We here at The Horton Collection have made special arrangements to meet with The Badger, Bernard Hinault, at his home in the Brittany region of France for two days where he will be signing our limited edition lithographs.
This is without question the highest quality print series we have ever done. We have always tried our best to outdo the quality of our last project, and this go-round has us wondering how we will ever top the quality of this year’s prints.
Bernard Hinault, 1979 Tour de France – Signed Limited Edition of 500
Also personally signed at lower right by photographer Tonny Strouken
Each print will be individually signed by Bernard Hinault and Tonny Strouken and comes with a formal Certificate of Authenticity that forever guarantees the provenance of the signatures. Brett Horton will personally observe the signing of each and every lithograph. Hinault’s signature will be in either silver metallic or blue Sharpie.
Lithograph Size: 20×24 inches.
The Image: 1979 Tour de France, Hinault in his legendary Renault Team Jersey
The Attack of the Badger, as we are calling it, was taken by famed Dutch photographer Tonny Strouken. This photo captures Bernard Hinault, aka The Badger, in full attack mode at the 1979 Tour de France. The iconic intensity of Hinault is in full view as he marches on his way to what will ultimately be his second of five overall Tour de France victories.
For 30+ years, Tonny was one of the best cycling photographers in the business. His photos have been seen in magazines, books, and newspapers around the world. We are taking it as our mission to make sure cycling fans outside of Europe learn more about Tonny. Tonny’s style harkens back to the 1920s and is updated to reflect the shooting capabilities of contemporary cameras. He was a master at capturing crucial moments in race history. More important, he was one of very few cycling photographers who captured the soul of the rider. We have seen a fair amount of Tonny’s work, and it is breathtaking.

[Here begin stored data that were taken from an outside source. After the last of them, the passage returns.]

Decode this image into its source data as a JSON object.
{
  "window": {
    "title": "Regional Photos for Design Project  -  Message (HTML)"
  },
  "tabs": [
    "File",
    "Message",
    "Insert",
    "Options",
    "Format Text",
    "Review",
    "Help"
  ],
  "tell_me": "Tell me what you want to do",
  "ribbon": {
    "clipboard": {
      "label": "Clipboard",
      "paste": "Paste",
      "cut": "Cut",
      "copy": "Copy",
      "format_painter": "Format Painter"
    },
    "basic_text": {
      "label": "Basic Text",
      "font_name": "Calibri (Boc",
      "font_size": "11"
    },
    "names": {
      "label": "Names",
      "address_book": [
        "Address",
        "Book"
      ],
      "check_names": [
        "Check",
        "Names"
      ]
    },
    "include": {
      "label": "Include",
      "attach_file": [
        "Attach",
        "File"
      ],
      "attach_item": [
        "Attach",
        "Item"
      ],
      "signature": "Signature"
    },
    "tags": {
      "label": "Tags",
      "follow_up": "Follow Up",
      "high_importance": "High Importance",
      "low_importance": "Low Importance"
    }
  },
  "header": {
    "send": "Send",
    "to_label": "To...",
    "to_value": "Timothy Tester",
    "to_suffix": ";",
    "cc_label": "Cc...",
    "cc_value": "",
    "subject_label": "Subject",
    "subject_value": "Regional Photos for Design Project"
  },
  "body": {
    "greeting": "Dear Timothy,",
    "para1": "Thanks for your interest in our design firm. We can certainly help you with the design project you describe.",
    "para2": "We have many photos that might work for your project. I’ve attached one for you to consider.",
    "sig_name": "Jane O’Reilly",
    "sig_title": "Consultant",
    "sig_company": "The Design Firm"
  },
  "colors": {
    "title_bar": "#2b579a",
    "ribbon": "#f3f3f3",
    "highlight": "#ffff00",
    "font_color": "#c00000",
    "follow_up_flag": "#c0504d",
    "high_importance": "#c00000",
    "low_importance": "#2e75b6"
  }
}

Quality: It’s all about the Press, Paper, and Deboss/Emboss
This year we were able to talk the print masters at AMP in Dublin California to print this otherwise micro-run on their $4,500,000 Heidelberg Speedmaster press. This is an end of the rainbow press and really expensive to operate. The press itself is about 100 feet in length from where the blank paper enters to where it comes out in all its radiant printed glory.
We used 140-pound Mohawk brand paper. This awesome stock has a wonderful toothy feel that reeks of luxury. If the paper were any thicker, we would have to ship the prints flat.
We had excellent paper, stunning images, and a phenomenal press. We wanted more. We felt we were right at the precipice of perfection but needed to go a little further. At this point, we can’t recall exactly whose idea it was, but when the deboss/emboss idea emerged, we knew that was our missing link. An exorbitantly expensive process that includes multi-stage custom handmade dies, hyper-specialized machinery, and an ocean of patience to execute correctly, this alone is the pièce de résistance that elevated this endeavor to art. Take a look at the additional photos on this page. Essentially, the deboss is a large die that slams the paper precisely on the image line and leaves behind a striking beveled edge.
Embossing is the opposite of debossing. The emboss has the die coming from the bottom and pushes the paper up. We created a unique logo design special for our prints.
The debossed and embossed print has a beautiful finished look, it is ready to go straight into a frame. No mats needed.
Another benefit of this process is the ease of knowing the real product from a fake. Between the paper, the press, and especially the deboss/emboss process, the counterfeiters are going to move on to easier marks. What you will own is something that lies somewhere between extremely unique to absolutely never before seen quality in the cycling world. Can you tell we are proud of these?